Голос, похожий на стенание, повторял в темноте:
— Но ты мне ничего не сказал, ты мне никогда не говорил ни слова.
Он не мог ей признаться, что прежде говорить было не о чем. Он не мог рассказать, как в два часа дня, стоя у дверей радиомагазина, услышал передачу о том, что пала Аррионда в Астурии и республиканцы перегруппировались на отрогах гор в направлении Инфьесто; а больше ничего и не было. Он не мог рассказать, что в ту минуту, когда он представил себе, как люди угрюмо отступают, перестраивая ряды, укрываясь в горах, чтобы встретить очередную атаку, его вдруг пронзило ощущение всей красоты и безмерности жизни, той красоты и безмерности, которые становятся твоими, когда ты вдруг прикоснёшься к действительности и отдашься ей.

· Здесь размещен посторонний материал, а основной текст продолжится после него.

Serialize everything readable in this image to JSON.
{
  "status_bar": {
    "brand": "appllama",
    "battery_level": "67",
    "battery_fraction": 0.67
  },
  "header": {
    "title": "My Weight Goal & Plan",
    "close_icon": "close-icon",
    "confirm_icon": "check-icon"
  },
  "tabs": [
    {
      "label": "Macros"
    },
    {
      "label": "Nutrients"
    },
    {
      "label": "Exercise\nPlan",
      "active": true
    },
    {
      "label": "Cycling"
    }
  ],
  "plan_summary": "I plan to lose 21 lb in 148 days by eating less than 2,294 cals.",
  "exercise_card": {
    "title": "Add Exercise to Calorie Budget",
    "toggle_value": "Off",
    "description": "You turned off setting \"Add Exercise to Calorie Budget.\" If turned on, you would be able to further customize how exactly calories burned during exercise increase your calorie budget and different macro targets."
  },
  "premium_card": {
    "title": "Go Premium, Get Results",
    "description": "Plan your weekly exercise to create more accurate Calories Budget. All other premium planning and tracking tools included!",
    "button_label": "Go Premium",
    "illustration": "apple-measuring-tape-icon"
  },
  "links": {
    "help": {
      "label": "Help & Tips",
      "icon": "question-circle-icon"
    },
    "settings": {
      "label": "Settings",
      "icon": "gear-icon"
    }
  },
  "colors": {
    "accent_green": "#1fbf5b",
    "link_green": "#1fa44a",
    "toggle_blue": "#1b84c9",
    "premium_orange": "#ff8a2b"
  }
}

Он не мог рассказать, как стоял на Пятой авеню, весь дрожа, словно от страсти. Он не мог ей этого рассказать, потому что сам не знал, что его так потрясло.

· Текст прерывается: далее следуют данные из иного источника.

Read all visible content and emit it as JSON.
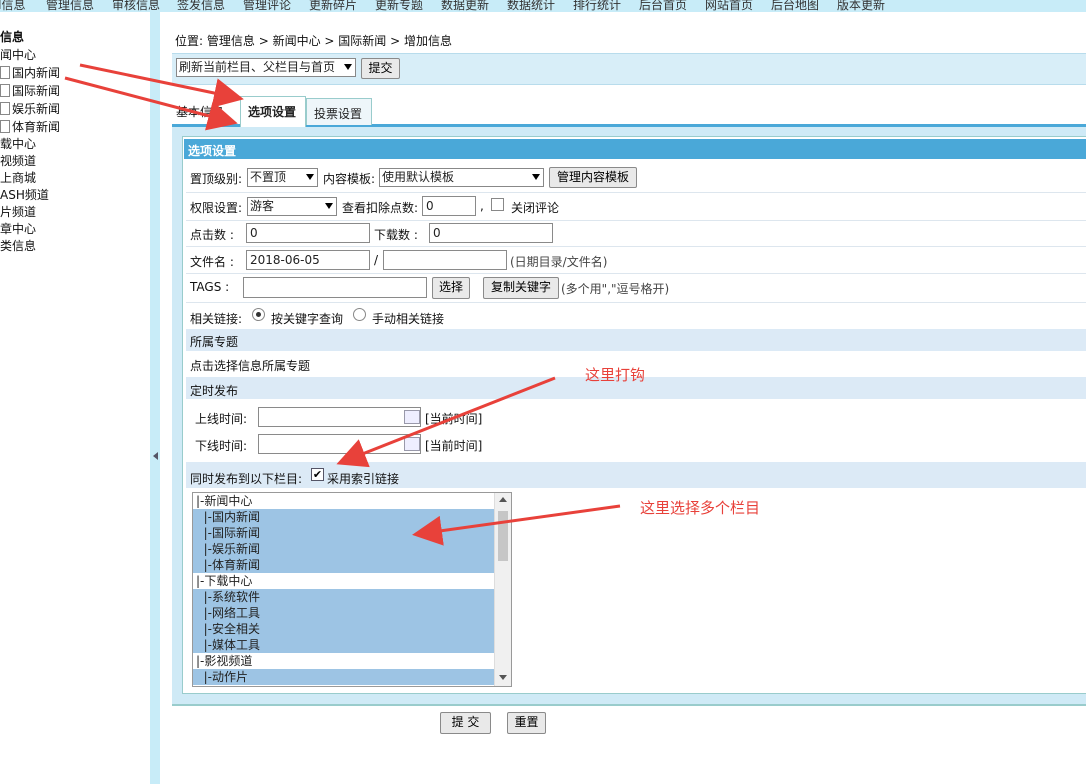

Он не мог ей даже рассказать, какой исхоженной была щербатая мраморная лестница, по которой он поднялся на третий этаж ветхого административного здания; как она была заплёвана людьми, о которых он ничего не знал; в какой уныло-прозаической конторской дыре, похожей на притон, на одной из Западных Тридцатых улиц, с исцарапанным столом и покосившейся зелёной железной картотекой, где всё провоняло неудачей, его встретил недружелюбный от усталости и зубной боли пожилой человек с чёрной бородой, в чёрном свитере; как напомнила ему саму Летицию Пойндекстер высокая девушка за пишущей машинкой в коричневом твидовом костюме, просиявшая навстречу ему готовой светской улыбкой, с красивыми ногами в дорогих чулках, чуточку слишком длинными ногами, плотно сдвинутыми и торчащими вбок из-под столика; как он не без высокомерия, на которое теперь, как ему казалось, имел право, подумал о ней: «Богатенькая энтузиастка».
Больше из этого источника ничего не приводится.